またひとつ、ふたつ。紅潮する燐音の頬に落ちる。
静かに持ち上がった指がHiMERUの頬をやわやわと撫で、目頭から目尻をそっと辿って離れた親指は濡れていた。
くそっと悪態をついて、袖で慌てて目元を拭う。濡れた睫毛の先で細められた碧い瞳と視線を交わす。
「すごいカオしてる。……綺麗な顔」
そのワードはもういい、聞き飽きた。だからすごいカオって何なんだと言い返す前に「そりゃ怒ってるよなァ」と逆立った神経に無遠慮に触れるようなことを言うから。反射的に胸ぐらを掴んでいた。
「何を、やってんだよあんたは……っ」
「うん」
「結婚はしない? 必要なら後継ぎは作る? 種馬にでもなるつもりですか」
「うん。相手も納得して、そういうシゴトって言われりゃな」
「最悪。最低。故郷がどうのって俺達には関係無い、あんたが果たすべき責任だろ……っ。何のためにこっちを手放したんだよ」
「……うん。もう戻れねェだろうなァって思いながらここを出た。本当に」
じゃあどうして今ここに居る?
ぱたぱた。ぱた。昂った感情を吐き出すように再び雫が落ちて、懸命に唇を噛み締めた。きっと、本当にグシャグシャな見られたものじゃないカオをしているだろう。もう今更だ。
「カッコ悪い。最低野郎」
「うん」
「あんたはあんたの居るべき所で、幸せにでもなんでも」
瞬間。HiMERUの後頭部を覆った大きな手によって、言葉の端を縫い留めるように燐音の胸元に顔を押し付けられた。皺の無いスーツの襟がじわじわと色を濃紺に変えていく。それを目で追ってまた涙が溢れた。嫌だ、止まれ。HiMERUはこんな風に弱さを見せたりしない。こんなの〝HiMERU〟じゃない。
「すき」
頭上から降ってくる小さな声は震えて聞き取り辛かった。だからきっと、その言葉は聞き間違いの気のせいだ。
「メルメルが好き。メルメルがいい。散々抱いといて、今更ズリぃこと言ってる。ごめんな」
頬を押し付けた胸から、ドクドクと心臓が早鐘を打つ音がする。
「……っ知らねぇよ。そんなの」
好きになってしまったのは〝俺〟。好きになってほしいなんて思ってない。ステージの上の〝HiMERU〟が誰からも愛される存在でありさえすればそれだけで良いんだ。
「ほんと、口が悪ィな。おまえは」
乾いた笑いに「今から酷いこと言う」と告白が紛れた。抱き締める腕が僅かに力を増す。
「ただの情だと思ってた。カオは好みだしカラダの相性はいーしさァ。だから今だけ。離れて、触ることも無くなればそのうち元通りだろって」
——うん。俺だってそう思ってた。期限付きの、割り切って性欲発散できる都合の良い相手。それもとびきり気持ちイイ。

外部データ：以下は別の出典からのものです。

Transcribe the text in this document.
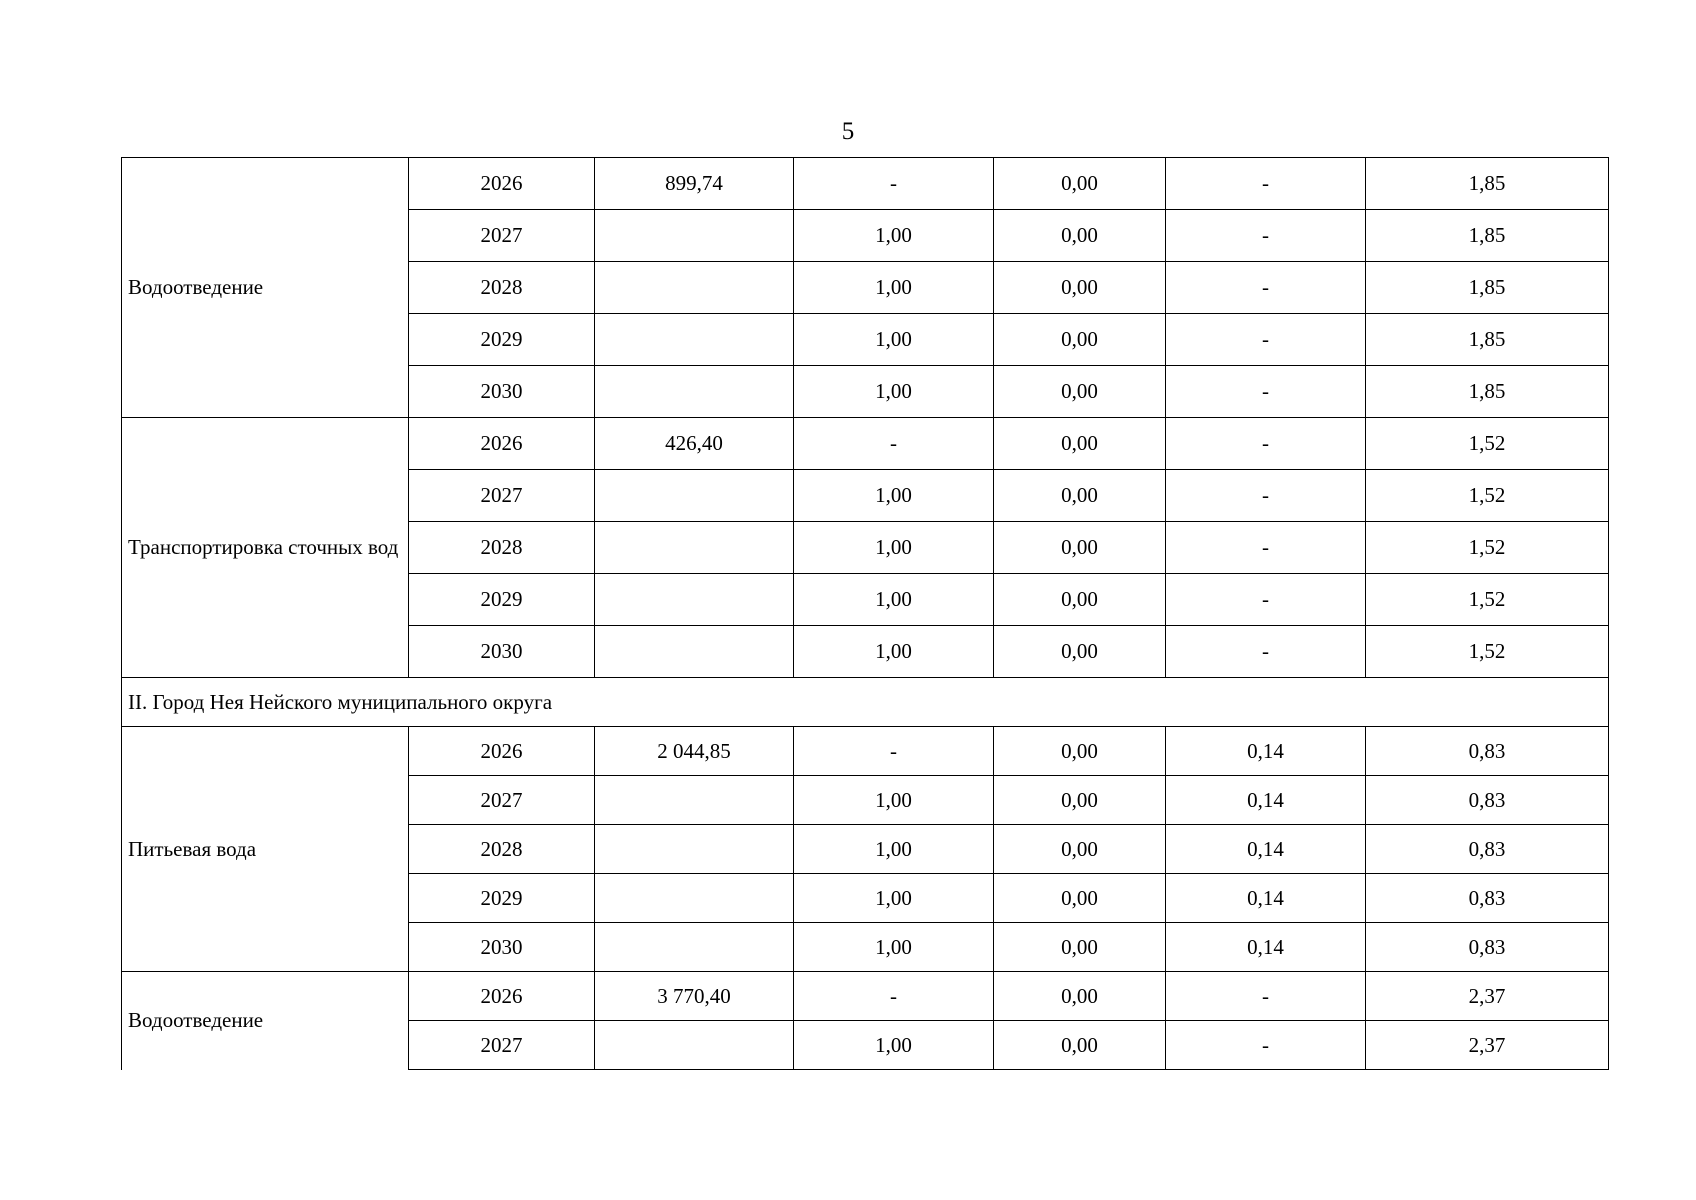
5
Водоотведение	2026	899,74	-	0,00	-	1,85
	2027		1,00	0,00	-	1,85
	2028		1,00	0,00	-	1,85
	2029		1,00	0,00	-	1,85
	2030		1,00	0,00	-	1,85
Транспортировка сточных вод	2026	426,40	-	0,00	-	1,52
	2027		1,00	0,00	-	1,52
	2028		1,00	0,00	-	1,52
	2029		1,00	0,00	-	1,52
	2030		1,00	0,00	-	1,52
II. Город Нея Нейского муниципального округа						
Питьевая вода	2026	2 044,85	-	0,00	0,14	0,83
	2027		1,00	0,00	0,14	0,83
	2028		1,00	0,00	0,14	0,83
	2029		1,00	0,00	0,14	0,83
	2030		1,00	0,00	0,14	0,83
Водоотведение	2026	3 770,40	-	0,00	-	2,37
	2027		1,00	0,00	-	2,37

「それなのに、おまえのドロドロに感じてる顔とか無防備に寝てる顔とか、〝HiMERU〟の向こう側を見るたびに離れ難くなった。ヤバイなこれって思って、それでもおまえの部屋行くの止められなかった。……なんでなのか考えないようにしてた」
物の少ない、白い天井の部屋。シンプルなソファ。そこに似合わないビールのロング缶と使いかけのゴムの紙箱。食べかけのコンビニスイーツ。綺麗に見せかけて何一つ揃わない雑多な空間。アンバランスな自分たちにはぴったりな場所ではあった。何も飾る必要の無い、ふたりきりの。
「ステージのど真ん中でスポットライト浴びて歌って、芝居で賞を取ってカーペットの上歩いて。大事な弟くんと一緒に広い家で暮らして、そんでいつかはキレーな嫁さんと仲良く笑って生きてく。……そういうハッピーエンドを望んでいいんだよ〝おまえ〟は。だからさ、『来るな』って言われたあの日少しだけホッとした。最後に拒絶されて、これで元に戻れると思ったんだけどなァ」
そんなハッピーエンドなんて知らない。あんたが勝手に決めるな。そう心は訴えるのに貼り付いた喉奥は言葉を外に通してくれない。

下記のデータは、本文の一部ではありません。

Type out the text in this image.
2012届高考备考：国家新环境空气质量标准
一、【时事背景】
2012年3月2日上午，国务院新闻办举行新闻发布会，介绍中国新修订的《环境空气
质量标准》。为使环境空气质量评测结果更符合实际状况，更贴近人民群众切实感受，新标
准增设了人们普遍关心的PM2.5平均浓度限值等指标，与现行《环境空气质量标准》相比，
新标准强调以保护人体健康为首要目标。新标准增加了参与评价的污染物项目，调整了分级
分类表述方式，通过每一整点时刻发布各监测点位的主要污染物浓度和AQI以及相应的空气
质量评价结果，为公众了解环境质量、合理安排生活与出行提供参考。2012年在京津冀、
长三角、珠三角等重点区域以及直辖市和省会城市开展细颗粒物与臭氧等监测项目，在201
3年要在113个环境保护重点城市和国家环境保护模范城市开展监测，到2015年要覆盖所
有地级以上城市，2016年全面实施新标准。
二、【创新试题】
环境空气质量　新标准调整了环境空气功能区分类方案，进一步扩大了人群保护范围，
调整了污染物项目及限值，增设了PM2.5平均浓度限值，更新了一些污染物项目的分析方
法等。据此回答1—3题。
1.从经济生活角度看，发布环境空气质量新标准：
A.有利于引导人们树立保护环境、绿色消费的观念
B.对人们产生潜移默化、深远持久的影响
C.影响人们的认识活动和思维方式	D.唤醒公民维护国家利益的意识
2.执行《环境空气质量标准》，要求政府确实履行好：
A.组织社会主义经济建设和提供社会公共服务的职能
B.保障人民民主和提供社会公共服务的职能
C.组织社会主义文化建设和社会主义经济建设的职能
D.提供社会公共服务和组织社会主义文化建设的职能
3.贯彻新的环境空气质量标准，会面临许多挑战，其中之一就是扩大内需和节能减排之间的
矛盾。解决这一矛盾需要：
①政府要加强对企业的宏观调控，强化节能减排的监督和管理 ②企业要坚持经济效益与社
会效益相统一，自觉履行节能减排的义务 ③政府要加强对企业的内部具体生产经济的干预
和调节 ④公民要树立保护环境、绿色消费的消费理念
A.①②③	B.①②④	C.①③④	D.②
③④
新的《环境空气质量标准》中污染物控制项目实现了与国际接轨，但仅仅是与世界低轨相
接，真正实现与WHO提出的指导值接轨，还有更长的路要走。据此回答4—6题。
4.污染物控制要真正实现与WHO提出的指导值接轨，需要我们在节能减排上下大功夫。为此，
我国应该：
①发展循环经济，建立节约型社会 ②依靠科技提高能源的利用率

「いざ離れてみたら、どうやって忘れたら良いかわかんねェの。何が元通りだよって、可笑しくて笑えもしなかった」
——元通り。今度会ったらその時は、そうできるつもりだったよ。俺だって。
淡々と動き続ける口を押さえ付けて止めてしまいたい。けれど左右のどちらの腕も持ち上がらなかった。降ってくる声が見えない紐のように身体中を優しく縛る。

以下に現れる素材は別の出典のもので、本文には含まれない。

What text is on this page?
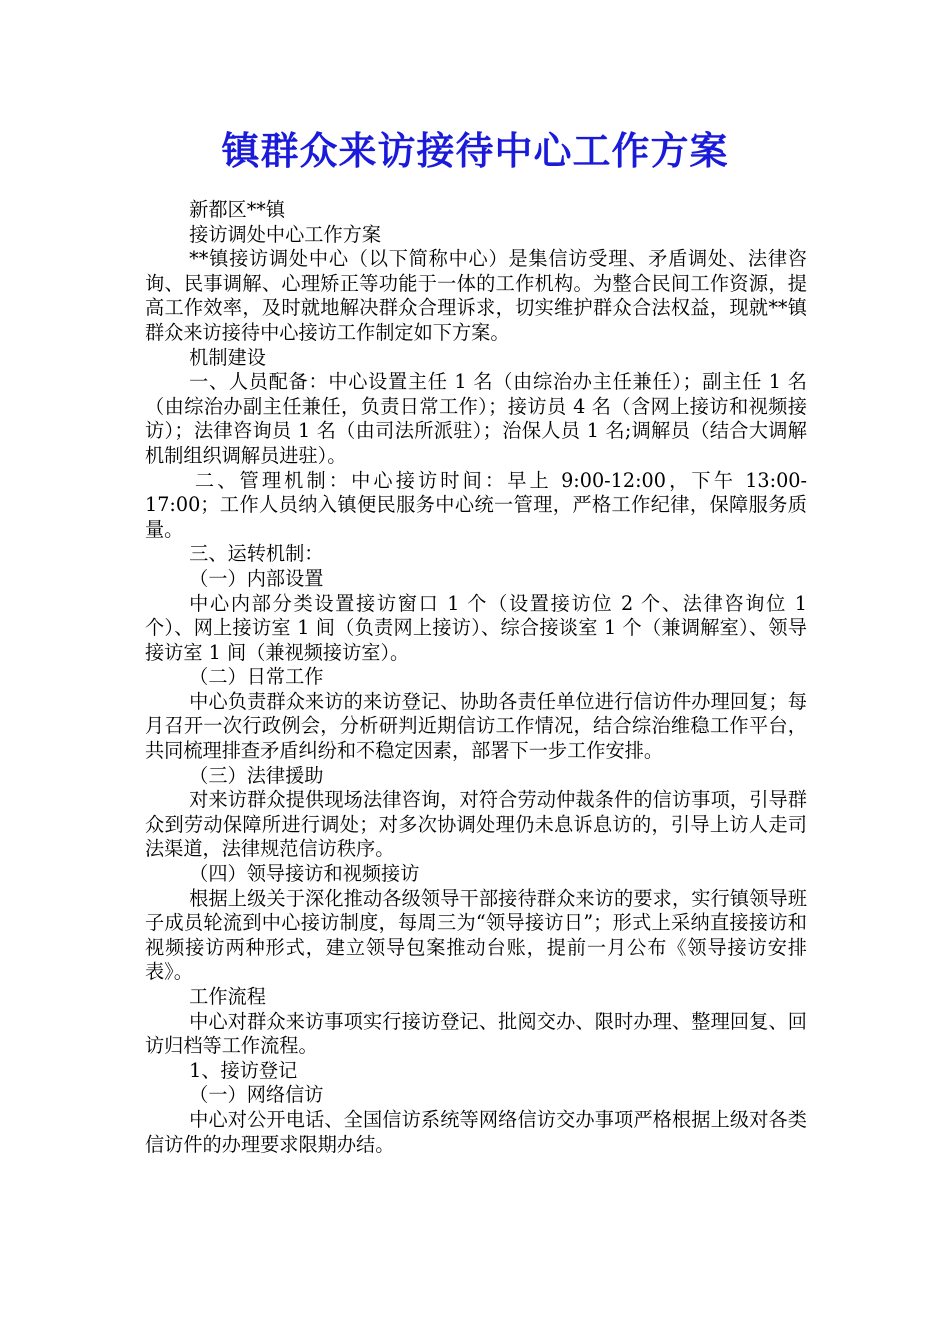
镇群众来访接待中心工作方案

新都区**镇

接访调处中心工作方案

**镇接访调处中心（以下简称中心）是集信访受理、矛盾调处、法律咨询、民事调解、心理矫正等功能于一体的工作机构。为整合民间工作资源，提高工作效率，及时就地解决群众合理诉求，切实维护群众合法权益，现就**镇群众来访接待中心接访工作制定如下方案。

机制建设

一、人员配备：中心设置主任 1 名（由综治办主任兼任）；副主任 1 名（由综治办副主任兼任，负责日常工作）；接访员 4 名（含网上接访和视频接访）；法律咨询员 1 名（由司法所派驻）；治保人员 1 名;调解员（结合大调解机制组织调解员进驻）。

二、管理机制：中心接访时间：早上 9:00-12:00，下午 13:00-17:00；工作人员纳入镇便民服务中心统一管理，严格工作纪律，保障服务质量。

三、运转机制：

（一）内部设置

中心内部分类设置接访窗口 1 个（设置接访位 2 个、法律咨询位 1 个）、网上接访室 1 间（负责网上接访）、综合接谈室 1 个（兼调解室）、领导接访室 1 间（兼视频接访室）。

（二）日常工作

中心负责群众来访的来访登记、协助各责任单位进行信访件办理回复；每月召开一次行政例会，分析研判近期信访工作情况，结合综治维稳工作平台，共同梳理排查矛盾纠纷和不稳定因素，部署下一步工作安排。

（三）法律援助

对来访群众提供现场法律咨询，对符合劳动仲裁条件的信访事项，引导群众到劳动保障所进行调处；对多次协调处理仍未息诉息访的，引导上访人走司法渠道，法律规范信访秩序。

（四）领导接访和视频接访

根据上级关于深化推动各级领导干部接待群众来访的要求，实行镇领导班子成员轮流到中心接访制度，每周三为“领导接访日”；形式上采纳直接接访和视频接访两种形式，建立领导包案推动台账，提前一月公布《领导接访安排表》。

工作流程

中心对群众来访事项实行接访登记、批阅交办、限时办理、整理回复、回访归档等工作流程。

1、接访登记

（一）网络信访

中心对公开电话、全国信访系统等网络信访交办事项严格根据上级对各类信访件的办理要求限期办结。
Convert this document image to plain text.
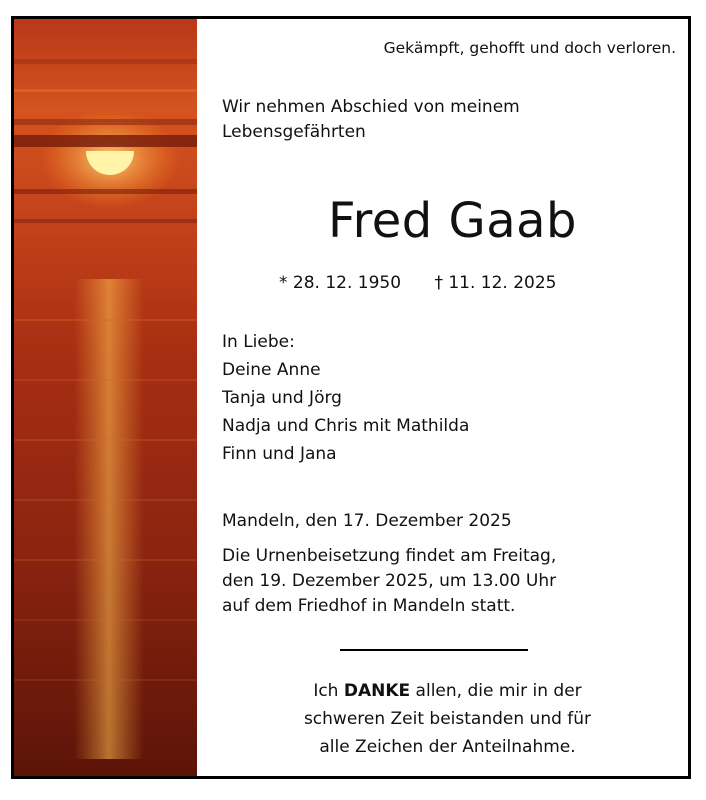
Gekämpft, gehofft und doch verloren.
Wir nehmen Abschied von meinem
Lebensgefährten
Fred Gaab
* 28. 12. 1950 † 11. 12. 2025
In Liebe:
Deine Anne
Tanja und Jörg
Nadja und Chris mit Mathilda
Finn und Jana
Mandeln, den 17. Dezember 2025
Die Urnenbeisetzung findet am Freitag,
den 19. Dezember 2025, um 13.00 Uhr
auf dem Friedhof in Mandeln statt.
Ich DANKE allen, die mir in der
schweren Zeit beistanden und für
alle Zeichen der Anteilnahme.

「理由なんてわかってるよ、好きだってことしか無ェよ。でも、俺っちが酔いにつけこんで自分勝手に始めたコトっしょ。おまえの気持ち、一度だって聞いてない」
聞かれなかった。——違う、言わなかったのだ。いつの間にか生まれて無視できないほどに育ってしまった恋心。HiMERUに不要なそれはちゃんと修正するつもりだったから。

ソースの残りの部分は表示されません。